Another May Day come and gone and the foundations crumble just a little more. What has the working class won since we last celebrated the busman`s holiday? What gains has it made, what victories has it won beyond the daily fight to stay alive and toil another day? Even the latter, the basest of triumphs, has eluded workers at home and abroad.
Fools abounded this April, but it was a grim month for those foolish enough to still have to work for a living; as I write these words, the death toll from the collapse of a slapdash building housing sweatshop textile labor in Bangladesh creeps inexorably toward the 500 mark. The men, women, and, inevitably, children were forced to return to the swaying, crumbling wreck by their employer so as not to lose precious hours of profit margin finding someplace safe for them to sleep; though this is as close to a definition of murder as anything I would care to put in writing, it has provoked little outrage among America’s paid guardians of conscience. Matthew Yglesias, in particular, penned a virtual sneer of a column in which he impatiently explained that this is simply the cost of affordable chinos, and besides, Bangladeshi child laborers are more than happy to risk their lives for the remunerative dollars a week they are paid. After all, it’s not like we would put up with such atrocities in America, is it?

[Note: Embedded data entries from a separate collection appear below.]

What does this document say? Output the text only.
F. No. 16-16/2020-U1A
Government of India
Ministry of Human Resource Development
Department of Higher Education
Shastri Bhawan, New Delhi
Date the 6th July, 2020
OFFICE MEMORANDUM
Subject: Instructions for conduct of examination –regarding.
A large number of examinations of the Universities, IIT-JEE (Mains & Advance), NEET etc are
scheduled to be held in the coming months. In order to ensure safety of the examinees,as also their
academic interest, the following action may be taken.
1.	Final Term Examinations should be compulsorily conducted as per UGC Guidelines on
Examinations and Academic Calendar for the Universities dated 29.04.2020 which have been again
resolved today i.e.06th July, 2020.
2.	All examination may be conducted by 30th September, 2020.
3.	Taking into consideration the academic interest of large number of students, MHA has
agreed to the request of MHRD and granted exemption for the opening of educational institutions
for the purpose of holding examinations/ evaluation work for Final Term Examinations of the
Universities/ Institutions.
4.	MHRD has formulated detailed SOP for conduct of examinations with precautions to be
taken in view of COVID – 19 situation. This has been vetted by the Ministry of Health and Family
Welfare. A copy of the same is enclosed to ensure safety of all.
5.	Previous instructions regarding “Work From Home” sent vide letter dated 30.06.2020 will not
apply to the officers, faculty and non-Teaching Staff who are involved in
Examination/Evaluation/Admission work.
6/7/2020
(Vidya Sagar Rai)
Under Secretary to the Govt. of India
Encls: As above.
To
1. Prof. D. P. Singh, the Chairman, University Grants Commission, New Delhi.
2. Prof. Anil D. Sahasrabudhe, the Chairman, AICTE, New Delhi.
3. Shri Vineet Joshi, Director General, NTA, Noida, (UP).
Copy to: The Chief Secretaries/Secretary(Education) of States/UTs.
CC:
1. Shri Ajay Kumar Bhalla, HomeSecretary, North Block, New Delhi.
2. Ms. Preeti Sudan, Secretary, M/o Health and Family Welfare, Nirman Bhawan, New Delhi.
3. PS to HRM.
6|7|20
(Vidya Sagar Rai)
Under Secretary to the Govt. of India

Or is it? In the same week, a factory in West, Texas burst into flames and then exploded, killing 15 people and injuring hundreds in an industrial disaster of the scale and destructiveness normally associated with mine collapses. The governor of that state, who made his reputation on trumpeting its laxity of regulation in order to attract businesses, puffed up in rage at the very suggestion that his policies might be partly to blame for the bloodshed; it has since come to light that the plant had not received an Occupational Safety & Health Administration inspection in almost 30 years, and, in defiance of federal law, it stockpiled explosive fertilizer in massive quantities but failed to disclose the amounts to the government, lest it be subject to visits from regulators that might slow production, and thus, profit. So gross was the loss of life, and so visible were the fires and flames, that lawsuits are being filed and congressional hearings are being held; if America manages to sustain its outrage for more than the usual media cycle, one or two people might even go to jail.
But the systemic problems of modern consumer capitalism have long since become entrenched, and the odds that any of these massacres of workers who trusted their employers to value their lives over money will result in any kind of widespread reform is practically nil. Deregulation has become the norm in almost every industry imaginable, and even the most egregious catastrophes — from the Gulf oil spill to the ginned-up California energy crisis to the financial collapse that capsized the world’s strongest economy in 2008 — have failed to produce even the most toothless regulation in their wake. The current Democratic administration has shown itself to be almost as business-friendly as its predecessor, and neither party seems in a particular hurry to establish that human life should take precedence over a rich man’s right to get richer. On the same day that I write this, Republicans in Congress have proposed the downright Orwellian move of withholding leading economic indicators from the public, applying a no-news-is-good-news rubric to an attempt to prevent people from finding out how truly fucked they are.
And where is the counterweight in all of this? Where is the public outcry against all this, this chain of events that makes it even more depressingly clear that class warfare exists, that it is being waged by the rich against the poor, and that the poor are losing, badly? Where, on the international worker’s holiday, is the rage? It is tamped out as a wet squib on a rainy Fourth of July. In America, where the whole notion of unionism has been under relentless assault since the Reagan years, solidarity is a joke word, and May Day is a boutique holiday whose observation is relegated to well-meaning Facebook posts by retro-minded slacktivists. I once thought the political system so bought off and the American people so passive and indifferent that it would take bodies piling up to shake us out of our torpor, but it seems I’ve wildly underestimated: the bodies are stacked high, and still not a single arrest, let alone a factory boss hanging upside down like Mussolini. It seemed for a while that the owner class would follow Europe’s lead and impose the austerity swindle to keep down dissent over the downgrading of our First World status, but now it seems like that won’t be necessary. Why prepare a form letter in response to no one complaining?
We did it wrong, folks. We bought the lie that corporate America is against collectivism, when no one acts in more perfect communal lockstep than a bunch of capitalists trying to protect their cash flows; and we railed against the valorization of competition while secretly competing with one another over every advantage, every opportunity, every chance at status. We were handed, through the sheer critical mass of incompetence and greed that is modern American business, a dozen opportunities for reform in the wake of some incomprehensibly costly moving disaster brought about by deregulation, and we let them all pass by. We demanded no new rules, lest we someday be bound by them; we demanded no justice, lest it be served to someone who might one day be in a position to do us a favor; we demanded no reform, lest it stand in the way of the cheap t-shirts which are all we could afford to buy after a decade of wage stagnation. We have ceased to resist and are giving our goodbyes. We no longer even allow; we aid and abet. We are still digging graves, but they’re not for the bourgeoisie; they’re for us, and we’re being charged for the privilege of occupying them.
Say good night, First of May; you belong to the nerd culture now. Working men and women no longer care enough to claim you.